A number of big-city prosecutors have moved to decriminalize drugs, and Oregon voters decriminalized small amounts of drugs statewide. Miriam Krinsky, head of Fair and Just Prosecution, which advocates for liberal prosecutors, said many prosecutors are now getting their communities to treat drug abuse as a public health problem rather than a crime problem. "At a minimum, the criminal justice system needs to get out of the way and do no harm," Krinsky said. "It's been doing harm for decades. We need to stop trying to punish our way out of it."
Mosby noted that 13% of the American population is Black, but 35% of those incarcerated for drug violations are Black. "As a prosecutor, our mission is justice over convictions," Mosby said. "You have to understand the importance of rectifying the wrongs of the past."
Millicent Wagner understands that. She said she spent years as a drug addict and prostitute on the streets of Baltimore before going sober and reuniting with her family more than two years ago. But she still had an outstanding prostitution warrant from 2018. Last fall, she reached out to Mosby's office after hearing of the new policy, and records show it quickly dismissed her case.
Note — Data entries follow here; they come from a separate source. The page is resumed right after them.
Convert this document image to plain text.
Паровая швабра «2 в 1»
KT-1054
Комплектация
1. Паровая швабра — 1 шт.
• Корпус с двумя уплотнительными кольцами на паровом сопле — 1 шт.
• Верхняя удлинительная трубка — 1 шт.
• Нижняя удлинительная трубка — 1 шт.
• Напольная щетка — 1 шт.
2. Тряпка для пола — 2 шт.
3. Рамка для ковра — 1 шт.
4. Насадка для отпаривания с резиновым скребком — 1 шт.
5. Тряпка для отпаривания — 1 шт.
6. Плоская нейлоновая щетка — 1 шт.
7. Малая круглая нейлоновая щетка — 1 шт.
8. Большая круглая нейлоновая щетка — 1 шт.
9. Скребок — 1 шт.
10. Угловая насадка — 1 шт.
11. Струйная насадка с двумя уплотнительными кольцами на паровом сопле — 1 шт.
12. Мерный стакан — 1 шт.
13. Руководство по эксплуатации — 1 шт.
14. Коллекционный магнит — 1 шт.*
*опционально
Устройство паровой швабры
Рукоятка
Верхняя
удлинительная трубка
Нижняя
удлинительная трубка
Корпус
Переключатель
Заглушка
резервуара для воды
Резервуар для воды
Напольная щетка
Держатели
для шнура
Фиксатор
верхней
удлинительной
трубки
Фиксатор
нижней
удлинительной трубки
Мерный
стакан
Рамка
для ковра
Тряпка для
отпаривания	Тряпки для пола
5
Trying to resolve her warrant the old way - surrendering at the jail, possibly going into custody, waiting 30 days for a hearing - "would have devastated my child. It would have hurt him the most. It would hurt me, too. Just having to be back in the Baltimore city jail, all those things I've been staying away from." Instead of being back in the system, she is getting a state identification card that she wouldn't apply for with an outstanding warrant, plus a Social Security card, and then a job.
"I think this could help a lot of people in my situation that have turned themselves around," Wagner said. "It's hard."